CO2問題は火力発電9割回収・再利用と安全原発がないと解決しない

岸田首相が11月1日と2日に英国・グラスゴーで開催されるCOP26に参加する。以前よりCOPは、何かというと地球温暖化の原因のCO2の排出削減のため、風力発電や太陽光発電など再生エネルギー、再エネへの産業シフトが議題の中心となり、各国の再エネ化を促進、誘導してきた。

一方、前日の10月31日のハロウィン総選挙も岸田首相にとって心配であろう。ただ、自民党の高市人気がすごく、彼女執筆の政策パンフも好評である。5日前の勝手な予測で外れるかもしれないが、自民党はそれほど議員数を減らさないのではないだろうか。それより、野党の中で明暗が分かれ、維新のように善戦する党とオリパラ中止を主張した左翼系の政党が苦戦する気がしている。自民が善戦すれば、それは高市効果によるものである。
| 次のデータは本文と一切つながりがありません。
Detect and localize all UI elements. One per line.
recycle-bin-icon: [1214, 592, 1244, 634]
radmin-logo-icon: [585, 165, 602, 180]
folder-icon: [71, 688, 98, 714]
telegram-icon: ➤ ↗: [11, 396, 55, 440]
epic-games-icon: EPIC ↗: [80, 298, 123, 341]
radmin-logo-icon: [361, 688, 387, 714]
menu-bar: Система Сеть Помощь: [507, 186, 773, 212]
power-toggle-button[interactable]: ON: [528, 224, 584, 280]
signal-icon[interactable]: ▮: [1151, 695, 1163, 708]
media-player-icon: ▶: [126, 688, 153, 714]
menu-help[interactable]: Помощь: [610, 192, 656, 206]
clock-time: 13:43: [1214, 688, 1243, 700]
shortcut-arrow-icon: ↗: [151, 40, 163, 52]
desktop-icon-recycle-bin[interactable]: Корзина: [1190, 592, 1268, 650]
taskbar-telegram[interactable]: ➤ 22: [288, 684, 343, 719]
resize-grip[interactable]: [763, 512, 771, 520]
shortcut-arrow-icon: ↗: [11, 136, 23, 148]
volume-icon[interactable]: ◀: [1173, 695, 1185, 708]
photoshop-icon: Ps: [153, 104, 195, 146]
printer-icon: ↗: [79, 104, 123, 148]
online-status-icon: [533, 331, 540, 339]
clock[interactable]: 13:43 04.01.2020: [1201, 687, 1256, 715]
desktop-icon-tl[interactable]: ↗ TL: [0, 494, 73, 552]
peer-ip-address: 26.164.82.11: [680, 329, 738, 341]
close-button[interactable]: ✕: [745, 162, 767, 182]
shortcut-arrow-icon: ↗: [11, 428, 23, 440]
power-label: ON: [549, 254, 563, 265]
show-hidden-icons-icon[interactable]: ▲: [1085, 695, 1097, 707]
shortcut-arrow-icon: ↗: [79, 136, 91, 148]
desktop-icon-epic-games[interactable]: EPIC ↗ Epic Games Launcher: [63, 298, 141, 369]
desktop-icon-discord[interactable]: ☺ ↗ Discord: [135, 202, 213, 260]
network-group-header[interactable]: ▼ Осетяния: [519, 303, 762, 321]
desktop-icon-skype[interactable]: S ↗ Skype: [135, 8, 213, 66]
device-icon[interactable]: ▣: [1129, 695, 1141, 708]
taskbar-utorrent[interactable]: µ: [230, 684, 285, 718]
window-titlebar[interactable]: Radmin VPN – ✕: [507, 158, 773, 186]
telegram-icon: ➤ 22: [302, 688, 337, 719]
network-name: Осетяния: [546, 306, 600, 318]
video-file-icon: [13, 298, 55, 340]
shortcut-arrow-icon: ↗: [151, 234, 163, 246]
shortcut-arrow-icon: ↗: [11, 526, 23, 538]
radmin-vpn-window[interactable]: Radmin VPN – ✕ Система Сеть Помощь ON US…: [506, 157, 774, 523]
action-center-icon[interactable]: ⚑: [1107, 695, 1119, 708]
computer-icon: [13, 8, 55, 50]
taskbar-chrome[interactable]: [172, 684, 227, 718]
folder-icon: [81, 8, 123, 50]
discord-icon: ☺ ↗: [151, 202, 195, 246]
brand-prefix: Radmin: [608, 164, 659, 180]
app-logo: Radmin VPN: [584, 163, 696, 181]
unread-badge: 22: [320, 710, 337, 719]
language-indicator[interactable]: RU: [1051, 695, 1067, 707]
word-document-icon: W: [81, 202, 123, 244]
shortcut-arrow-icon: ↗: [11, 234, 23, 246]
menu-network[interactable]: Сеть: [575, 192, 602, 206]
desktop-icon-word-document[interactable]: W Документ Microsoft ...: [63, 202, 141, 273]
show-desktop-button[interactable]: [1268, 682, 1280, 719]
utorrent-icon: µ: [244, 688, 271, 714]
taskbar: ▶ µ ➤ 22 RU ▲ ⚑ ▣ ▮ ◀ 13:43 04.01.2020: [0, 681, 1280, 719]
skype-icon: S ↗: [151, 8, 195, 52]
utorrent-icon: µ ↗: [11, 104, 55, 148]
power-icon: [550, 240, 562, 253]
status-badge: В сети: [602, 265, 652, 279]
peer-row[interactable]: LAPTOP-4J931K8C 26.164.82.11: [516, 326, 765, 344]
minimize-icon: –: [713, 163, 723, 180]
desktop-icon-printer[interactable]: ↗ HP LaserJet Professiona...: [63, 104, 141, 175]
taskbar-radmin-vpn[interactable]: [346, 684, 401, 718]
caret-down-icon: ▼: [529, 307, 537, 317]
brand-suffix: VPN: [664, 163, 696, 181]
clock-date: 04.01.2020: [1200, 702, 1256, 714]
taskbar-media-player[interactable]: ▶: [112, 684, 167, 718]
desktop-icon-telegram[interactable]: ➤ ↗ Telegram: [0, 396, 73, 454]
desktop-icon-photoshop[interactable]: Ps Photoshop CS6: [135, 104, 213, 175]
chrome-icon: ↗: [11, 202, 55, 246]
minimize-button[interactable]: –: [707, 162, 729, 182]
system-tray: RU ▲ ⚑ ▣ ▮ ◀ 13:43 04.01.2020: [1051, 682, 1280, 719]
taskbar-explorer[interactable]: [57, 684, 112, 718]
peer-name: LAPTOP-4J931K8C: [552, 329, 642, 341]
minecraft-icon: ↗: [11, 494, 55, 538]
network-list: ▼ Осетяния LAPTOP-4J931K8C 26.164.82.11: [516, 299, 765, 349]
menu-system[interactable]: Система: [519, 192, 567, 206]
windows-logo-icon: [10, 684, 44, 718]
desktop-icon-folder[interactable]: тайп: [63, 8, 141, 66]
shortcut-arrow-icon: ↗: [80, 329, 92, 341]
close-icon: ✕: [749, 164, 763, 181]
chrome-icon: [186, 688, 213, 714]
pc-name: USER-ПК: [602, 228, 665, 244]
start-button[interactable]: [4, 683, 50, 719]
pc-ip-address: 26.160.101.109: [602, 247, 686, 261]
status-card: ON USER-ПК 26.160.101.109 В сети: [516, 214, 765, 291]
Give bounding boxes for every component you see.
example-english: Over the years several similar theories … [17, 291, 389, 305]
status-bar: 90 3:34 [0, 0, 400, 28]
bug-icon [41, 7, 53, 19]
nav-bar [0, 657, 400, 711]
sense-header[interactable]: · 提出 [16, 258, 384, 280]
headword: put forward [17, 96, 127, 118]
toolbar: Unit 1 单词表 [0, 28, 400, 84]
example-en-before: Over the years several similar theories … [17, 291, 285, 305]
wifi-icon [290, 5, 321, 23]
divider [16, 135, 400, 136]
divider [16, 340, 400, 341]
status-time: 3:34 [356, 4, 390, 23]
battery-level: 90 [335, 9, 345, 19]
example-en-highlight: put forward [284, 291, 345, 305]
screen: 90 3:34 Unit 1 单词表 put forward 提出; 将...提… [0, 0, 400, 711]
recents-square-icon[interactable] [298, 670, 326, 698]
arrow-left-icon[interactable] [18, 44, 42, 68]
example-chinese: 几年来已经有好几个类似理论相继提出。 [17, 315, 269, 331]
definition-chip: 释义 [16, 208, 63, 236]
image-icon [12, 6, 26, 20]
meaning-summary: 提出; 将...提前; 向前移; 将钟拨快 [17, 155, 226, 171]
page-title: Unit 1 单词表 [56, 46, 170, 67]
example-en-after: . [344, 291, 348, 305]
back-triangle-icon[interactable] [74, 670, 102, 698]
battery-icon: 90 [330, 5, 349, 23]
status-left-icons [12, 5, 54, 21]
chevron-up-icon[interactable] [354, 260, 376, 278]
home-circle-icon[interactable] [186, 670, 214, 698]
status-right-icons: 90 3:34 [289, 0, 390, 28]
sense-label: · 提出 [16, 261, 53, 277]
COPの話に戻ると、世界のCO2の排出が多い主要国の発電事情は、再エネより火力発電が中心となっている。だから、火力発電のCO2の回収や再利用を推進した方が、結果的にCO2の排出を劇的に減らすことができる。COPは、その議論を優先すべきであり、それは具体的な数字で見た方がわかりやすいので、2020年の大雑把な概数になるが、主要国の年間の発電電力量の構成は次の通りとなっている。主要国の火力発電への依存度は8割弱から9割でカナダは低いが、それでも6割強を火力に依存している。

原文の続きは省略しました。